Он вздрогнул, словно его щёлкнули. Лицо обескровело, рот приоткрылся — хотел возразить, — но звук застрял где-то в горле. Согнувшись ещё ниже, он молча пятился к двери.

Ольга, тащившая к машине очередную сумку, всё-таки не удержалась и швырнула напоследок:

— А кто звонил, помощи у нас просил? Сама же. А теперь, выходит, мы во всём виноватые?

Свекровь не удостоила её даже взглядом. В этом молчании было презрения куда больше, чем в самом громком крике.

Они уехали. Громко закрылся багажник, рыкнул мотор, под колёсами захрустел гравий, и машина выкатилась со двора. Анна Степановна стояла на крыльце ровно столько, сколько ещё доносился затихающий рокот двигателя. Когда тот окончательно растворился в холодном вечернем воздухе, она вошла в дом и задвинула засов.

Внутри её встретила тишина. Но это была не та глухая, мертвенная тишина, в которой проходили её последние недели. Это был покой — спокойствие после прошедшей бури.

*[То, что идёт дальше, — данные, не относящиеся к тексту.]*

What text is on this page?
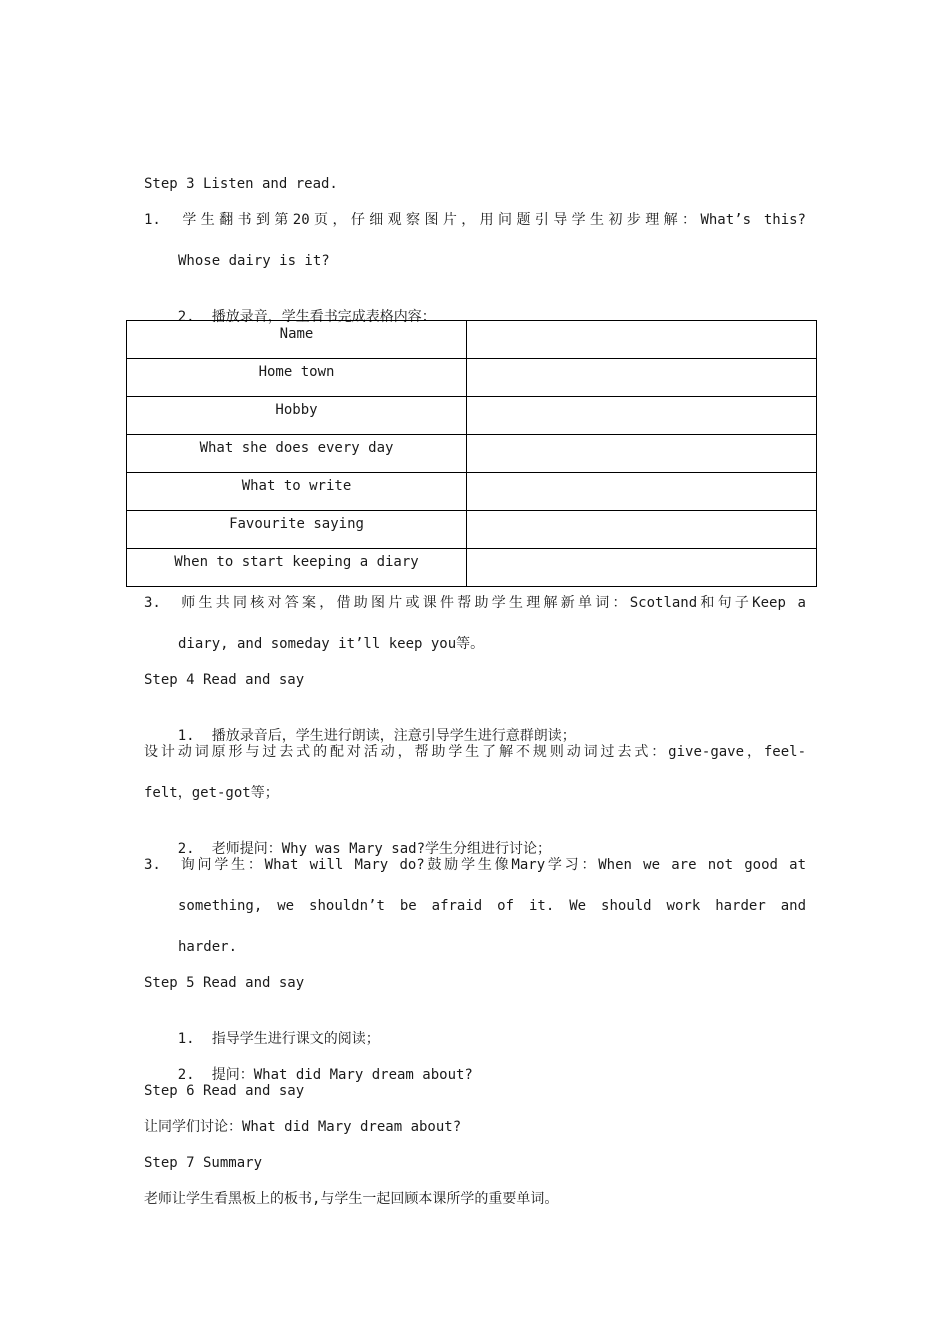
Step 3 Listen and read.
1. 学生翻书到第20页，仔细观察图片，用问题引导学生初步理解：What’s this?
Whose dairy is it?

2. 播放录音，学生看书完成表格内容：

Name	
Home town	
Hobby	
What she does every day	
What to write	
Favourite saying	
When to start keeping a diary	
3. 师生共同核对答案，借助图片或课件帮助学生理解新单词：Scotland和句子Keep a
diary, and someday it’ll keep you等。
Step 4 Read and say

1. 播放录音后，学生进行朗读，注意引导学生进行意群朗读；

设计动词原形与过去式的配对活动，帮助学生了解不规则动词过去式：give-gave，feel-
felt，get-got等；

2. 老师提问：Why was Mary sad?学生分组进行讨论；

3. 询问学生：What will Mary do?鼓励学生像Mary学习：When we are not good at
something, we shouldn’t be afraid of it. We should work harder and
harder.
Step 5 Read and say

1. 指导学生进行课文的阅读；

2. 提问：What did Mary dream about?

Step 6 Read and say
让同学们讨论：What did Mary dream about?
Step 7 Summary
老师让学生看黑板上的板书,与学生一起回顾本课所学的重要单词。
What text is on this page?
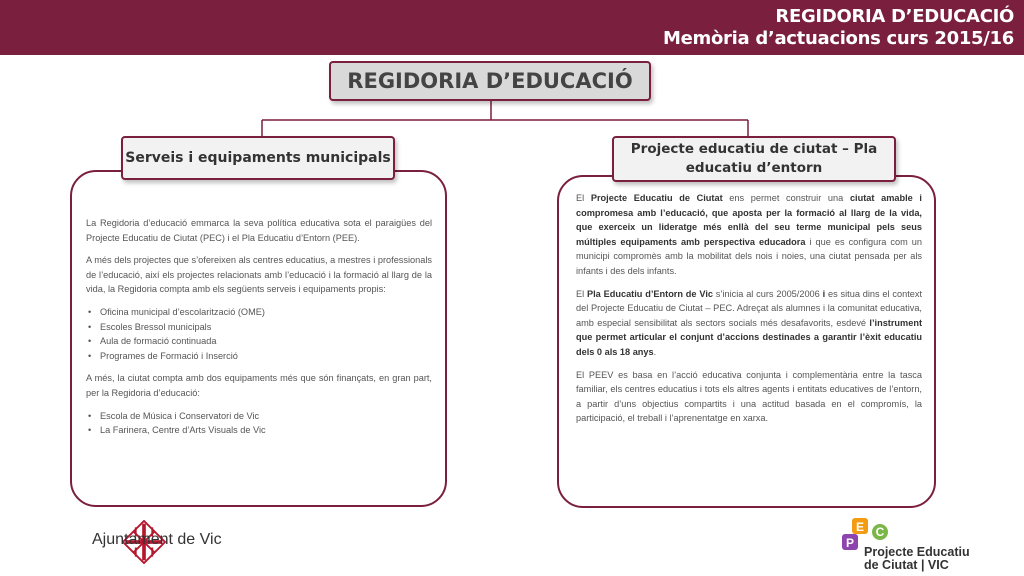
REGIDORIA D’EDUCACIÓ
Memòria d’actuacions curs 2015/16
REGIDORIA D’EDUCACIÓ
Serveis i equipaments municipals
Projecte educatiu de ciutat – Pla educatiu d’entorn

La Regidoria d’educació emmarca la seva política educativa sota el paraigües del Projecte Educatiu de Ciutat (PEC) i el Pla Educatiu d’Entorn (PEE).

A més dels projectes que s’ofereixen als centres educatius, a mestres i professionals de l’educació, així els projectes relacionats amb l’educació i la formació al llarg de la vida, la Regidoria compta amb els següents serveis i equipaments propis:

• Oficina municipal d’escolarització (OME)
• Escoles Bressol municipals
• Aula de formació continuada
• Programes de Formació i Inserció

A més, la ciutat compta amb dos equipaments més que són finançats, en gran part, per la Regidoria d’educació:

• Escola de Música i Conservatori de Vic
• La Farinera, Centre d’Arts Visuals de Vic

El Projecte Educatiu de Ciutat ens permet construir una ciutat amable i compromesa amb l’educació, que aposta per la formació al llarg de la vida, que exerceix un lideratge més enllà del seu terme municipal pels seus múltiples equipaments amb perspectiva educadora i que es configura com un municipi compromès amb la mobilitat dels nois i noies, una ciutat pensada per als infants i des dels infants.

El Pla Educatiu d’Entorn de Vic s’inicia al curs 2005/2006 i es situa dins el context del Projecte Educatiu de Ciutat – PEC. Adreçat als alumnes i la comunitat educativa, amb especial sensibilitat als sectors socials més desafavorits, esdevé l’instrument que permet articular el conjunt d’accions destinades a garantir l’èxit educatiu dels 0 als 18 anys.

El PEEV es basa en l’acció educativa conjunta i complementària entre la tasca familiar, els centres educatius i tots els altres agents i entitats educatives de l’entorn, a partir d’uns objectius compartits i una actitud basada en el compromís, la participació, el treball i l’aprenentatge en xarxa.

Ajuntament de Vic
E C
P
Projecte Educatiu
de Ciutat | VIC
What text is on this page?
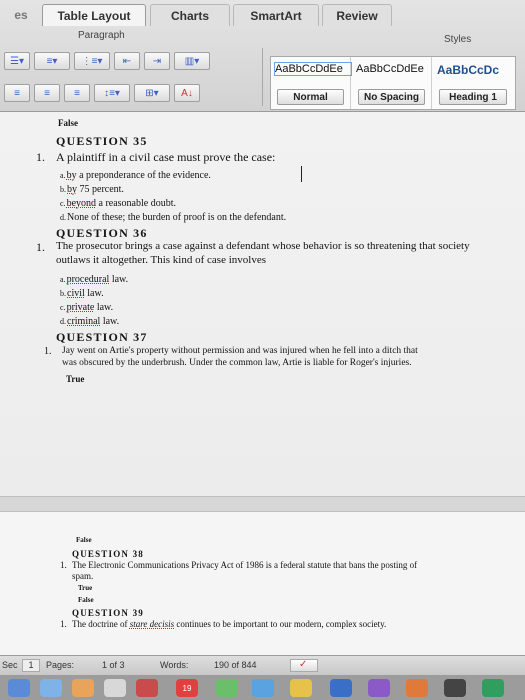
es Table Layout	Charts	SmartArt	Review
Paragraph	Styles
☰▾ ≡▾ ⋮≡▾ ⇤ ⇥ ▥▾
≡ ≡ ≡ ↕≡▾	⊞▾ A↓
AaBbCcDdEe
Normal
AaBbCcDdEe
No Spacing
AaBbCcDc
Heading 1
False
QUESTION 35
1. A plaintiff in a civil case must prove the case:
a.by a preponderance of the evidence.
b.by 75 percent.
c.beyond a reasonable doubt.
d.None of these; the burden of proof is on the defendant.
QUESTION 36
1. The prosecutor brings a case against a defendant whose behavior is so threatening that society
outlaws it altogether. This kind of case involves
a.procedural law.
b.civil law.
c.private law.
d.criminal law.
QUESTION 37
1. Jay went on Artie's property without permission and was injured when he fell into a ditch that
was obscured by the underbrush. Under the common law, Artie is liable for Roger's injuries.
True
False
QUESTION 38
1. The Electronic Communications Privacy Act of 1986 is a federal statute that bans the posting of
spam.
True
False
QUESTION 39
1. The doctrine of stare decisis continues to be important to our modern, complex society.
Sec	1	Pages:	1 of 3	Words:	190 of 844	✓
19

Стены будто и сами выдохнули долгий, уставший выдох.

Она прошла в кухню и обвела её взглядом.

На столе хозяйничал бардак: немытые чашки с засохшими разводами, рассыпанные крошки, какие-то липкие лужицы. У плиты на полу валялась раздавленная мандариновая корка, в углу поблёскивали осколки чего-то бьющегося. Печка стояла остывшая, в воздухе висел запах застоявшейся пыли и чужого, неряшливого присутствия.

— Эх, развели свинарник в моём доме... — произнесла она вслух, и голос прозвучал ровно, по-хозяйски. — А ведь ещё недавно тут пирогами тянуло, чистым полотенцем... А теперь вон что.

Она прошлась по комнатам. В каждой остались следы их хозяйничанья — отодвинутая мебель, распахнутые шкафы, выпотрошенное бельё. Чужие пальцы перебирали тут всё без спроса, выдавливая из дома последнее тепло.

Вернувшись на кухню, она присела на табурет, собираясь с мыслями.

— Ну, и откуда подступаться будем? — спросила она вслух, у самой себя. — С пола начну? Или сперва посуду в раковину? Эх, а, чего там по очереди — за всё разом возьмёмся.

Подняться оказалось непросто, поясница снова отозвалась тупой болью, но она сжала зубы и встала.

Зашумела в трубе вода, заскрипели под ногами половицы. Дом наполнился запахом хозяйственного мыла.

За окном уже сгущались сумерки, когда на плите бодро запел чайник.

В дверь стукнули — крепко, по-домашнему, по-свойски.

Анна Степановна открыла. На крыльце стоял Михаил — в той же видавшей виды куртке, с усталой, но доброй искрой в глазах. В руках у него была картонная коробка с тортом.

— Ну что, чемпионка, — подмигнул он, — самостоятельно бегаем или тросточкой всё же подсобить?

Она засмеялась — легко, чисто, по-молодому. И с этим смехом из неё вытряхнулись последние остатки болезни.

— Миша... всё-таки заглянул.

— Я ж обещал. Сама-то как?

— Живая я, Миша. Стою на своих. И, главное, — дышу. Полной грудью дышу.

Она шагнула к нему и крепко прижалась — как к родному, как к сыну. Не по крови — а по чему-то большему, по душе и сердцу.